PF-04217903

PF-04217903 is a potent ATP-competitive c-Met kinase inhibitor with K_i of 4.8 nM for human c-Met. PF-04217903 shows more than 1,000-fold selectivity relative to 208 kinases. Antiangiogenic properties^[1][2]. IC50 & Target: Ki: 4.8 nM (human c-Met)^[1] In Vitro: PF-04217903 (0.1-10000 nM; 48-72 hours) inhibits proliferation of c-Met–amplified human GTL-16 gastric carcinoma and H1993 NSCLC cells with IC₅₀ values of 12 and 30 nM, respectively^[1].
PF-04217903 (1.5-3333 nM; 48 hours) induces apoptosis of GTL-16 cells (IC₅₀=31 nM)^[1].

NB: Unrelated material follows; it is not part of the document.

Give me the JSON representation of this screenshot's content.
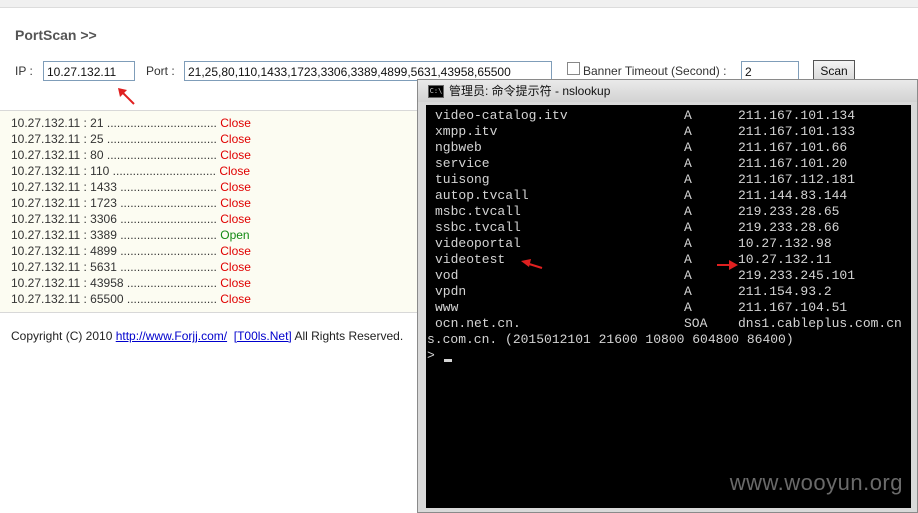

PF-04217903 also inhibits HGF-mediated cell migration and Matrigel invasion in several c-Met–overexpressing tumor cell lines such as human NCI-H441 lung carcinoma and HT29 colon carcinoma with IC₅₀ values comparable with those for inhibition of c-Met phosphorylation in these cell lines (IC₅₀=7-12.5 nM)^[1]. PF-04217903 displays similar potency to inhibit the activity of c-Met-H1094R, c-Met-R988C, and c-Met-T1010I with IC₅₀ of 3.1 nM, 6.4 nM, and 6.7 nM, respectively, but has no inhibitory activity against c-Met-Y1230C with IC₅₀ of >10 μM^[3]. In Vivo: PF-04217903 (1-30 mg/kg; p.o.; daily for 16 days) shows dose-dependent tumor growth inhibition, which correlated with the inhibition in c-Met phosphorylation in these tumors^[1].
PF-04217903 (5-50 mg/kg, p.o.; once daily for 3 days) dose dependently inhibits c-Met, Gab-1, Erk1/2, and AKT phosphorylation and induced apoptosis (cleaved caspase-3) in U87MG xenograft tumors at all dose levels. PF-04217903 phenolsulfonate shows a significant dose-dependent reduction of human IL-8 levels in both the U87MG and GTL-16 models and decreases human VEGFA levels in the GTL-16 model. PF-04217903 strongly induces phospho-PDGFRβ levels in U87MG xenograft tumors^[1].